Where the dialogue is off level or the room tone sits high, the fix is in Edit mode. Level Dialogue works off the same speech regions the measurement uses (the ones you confirmed in Dialogue mode): it ducks the room tone between phrases with a fast attack and slow release, so word onsets and tails stay clean. Tick Lift dialogue to target and it also brings the voice to a target in the same pass, capping inter-sample peaks at a true-peak ceiling. Gating the silence before the makeup gain is what lets the dialogue come up without the floor riding up with it, the difference between a clean episode and one where every pause hisses. It's a gate, not a denoiser, so it rescues a marginal floor (a quiet room tone just under the gate); a genuinely hissy recording still wants a better capture.
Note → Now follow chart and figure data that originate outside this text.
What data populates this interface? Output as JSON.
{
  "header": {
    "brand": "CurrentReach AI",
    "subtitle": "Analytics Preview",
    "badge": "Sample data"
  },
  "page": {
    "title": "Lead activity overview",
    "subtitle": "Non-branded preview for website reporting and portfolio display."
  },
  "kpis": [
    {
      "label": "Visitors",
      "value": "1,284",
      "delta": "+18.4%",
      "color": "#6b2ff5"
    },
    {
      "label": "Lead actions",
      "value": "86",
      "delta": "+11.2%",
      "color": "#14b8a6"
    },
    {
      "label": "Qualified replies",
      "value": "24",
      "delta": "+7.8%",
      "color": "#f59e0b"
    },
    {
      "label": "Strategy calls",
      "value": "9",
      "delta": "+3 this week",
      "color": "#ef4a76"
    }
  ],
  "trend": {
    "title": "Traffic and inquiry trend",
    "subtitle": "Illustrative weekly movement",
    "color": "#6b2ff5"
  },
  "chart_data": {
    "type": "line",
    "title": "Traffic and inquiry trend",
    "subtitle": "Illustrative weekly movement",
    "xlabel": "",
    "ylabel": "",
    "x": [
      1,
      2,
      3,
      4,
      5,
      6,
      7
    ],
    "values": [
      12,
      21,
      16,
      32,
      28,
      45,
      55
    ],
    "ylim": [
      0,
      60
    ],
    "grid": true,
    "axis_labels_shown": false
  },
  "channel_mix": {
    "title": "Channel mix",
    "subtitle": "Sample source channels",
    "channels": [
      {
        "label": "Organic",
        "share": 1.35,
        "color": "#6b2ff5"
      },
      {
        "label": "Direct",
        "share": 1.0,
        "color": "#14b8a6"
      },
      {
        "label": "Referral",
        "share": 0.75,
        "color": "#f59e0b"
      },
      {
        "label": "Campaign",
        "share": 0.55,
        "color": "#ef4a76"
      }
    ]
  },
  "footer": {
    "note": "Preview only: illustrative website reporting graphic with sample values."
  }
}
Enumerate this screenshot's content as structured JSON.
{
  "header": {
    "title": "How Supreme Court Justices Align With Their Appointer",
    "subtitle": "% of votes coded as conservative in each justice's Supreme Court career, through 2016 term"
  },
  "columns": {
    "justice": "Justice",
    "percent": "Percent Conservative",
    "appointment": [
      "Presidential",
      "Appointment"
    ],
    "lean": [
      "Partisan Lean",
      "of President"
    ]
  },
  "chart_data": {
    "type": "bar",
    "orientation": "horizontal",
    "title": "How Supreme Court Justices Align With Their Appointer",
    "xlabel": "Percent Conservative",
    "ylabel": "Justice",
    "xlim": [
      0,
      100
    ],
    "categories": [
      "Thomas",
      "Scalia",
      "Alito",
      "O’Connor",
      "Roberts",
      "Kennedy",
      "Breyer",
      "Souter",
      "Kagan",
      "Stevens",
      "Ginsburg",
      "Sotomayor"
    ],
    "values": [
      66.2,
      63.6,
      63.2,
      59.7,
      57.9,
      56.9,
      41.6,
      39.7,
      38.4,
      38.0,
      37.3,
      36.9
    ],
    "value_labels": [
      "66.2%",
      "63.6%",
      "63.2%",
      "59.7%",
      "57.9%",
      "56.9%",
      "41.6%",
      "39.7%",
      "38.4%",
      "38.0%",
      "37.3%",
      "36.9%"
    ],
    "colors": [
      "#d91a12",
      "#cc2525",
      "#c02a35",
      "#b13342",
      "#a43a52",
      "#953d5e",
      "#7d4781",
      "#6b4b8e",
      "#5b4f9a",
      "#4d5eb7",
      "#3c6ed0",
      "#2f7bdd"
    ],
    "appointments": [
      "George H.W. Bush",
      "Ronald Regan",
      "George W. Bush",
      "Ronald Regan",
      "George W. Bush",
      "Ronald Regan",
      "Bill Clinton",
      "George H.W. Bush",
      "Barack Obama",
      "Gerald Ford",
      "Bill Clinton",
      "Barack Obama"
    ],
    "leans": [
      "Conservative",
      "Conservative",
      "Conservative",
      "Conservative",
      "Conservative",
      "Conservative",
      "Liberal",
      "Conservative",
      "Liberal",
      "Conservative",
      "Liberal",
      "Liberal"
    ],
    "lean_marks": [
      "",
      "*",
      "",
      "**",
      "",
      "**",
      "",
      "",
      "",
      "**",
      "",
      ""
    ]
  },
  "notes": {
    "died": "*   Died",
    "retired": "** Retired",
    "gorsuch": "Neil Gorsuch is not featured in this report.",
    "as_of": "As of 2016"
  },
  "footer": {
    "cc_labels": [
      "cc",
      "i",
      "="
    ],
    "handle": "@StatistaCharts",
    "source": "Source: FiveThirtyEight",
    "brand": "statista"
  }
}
For a straight level move, Normalize on a dialog-gated basis shifts the whole episode by the gain that lands speech-gated LUFS on Apple Podcasts' −16 or Spotify's −14, and a true-peak triangle is one Limit TP pass that caps the peaks without touching loudness. Each is one undoable edit that saves a new file. See the editing workflow →

See it in Specula

Teal speech regions overlaid on a spoken-word waveform immediately after load.
Speech, found on load. The Silero neural model marks spoken regions automatically, fully offline.
The Level Dialogue popover with a duck-room-tone field and a lift-dialogue-to-target toggle for LKFS and dBTP.
Level the dialogue without raising the floor. It ducks room tone before the makeup gain, so the floor drops instead of riding up.
Speech-gated integrated LUFS and a live noise-floor readout in the loudness sidebar.
Speech-gated loudness. The dialog-gated LUFS and noise floor are measured over speech only, not the silences.
Podcast mode targets for Apple Podcasts and Spotify, with the ACX audiobook row and its noise-floor criterion.
Podcast and audiobook specs. Apple, Spotify, and the ACX RMS window with its noise-floor requirement, side by side.

Ship the episode on target

Specula is the pass between "the edit is locked" and "it's published." It tells you what the dialogue actually measures against each platform's spec, levels the dialogue and ducks the room tone with Level Dialogue, lands the episode on a target with Normalize, and caps the peaks with Limit TP, all without leaving the file you loaded.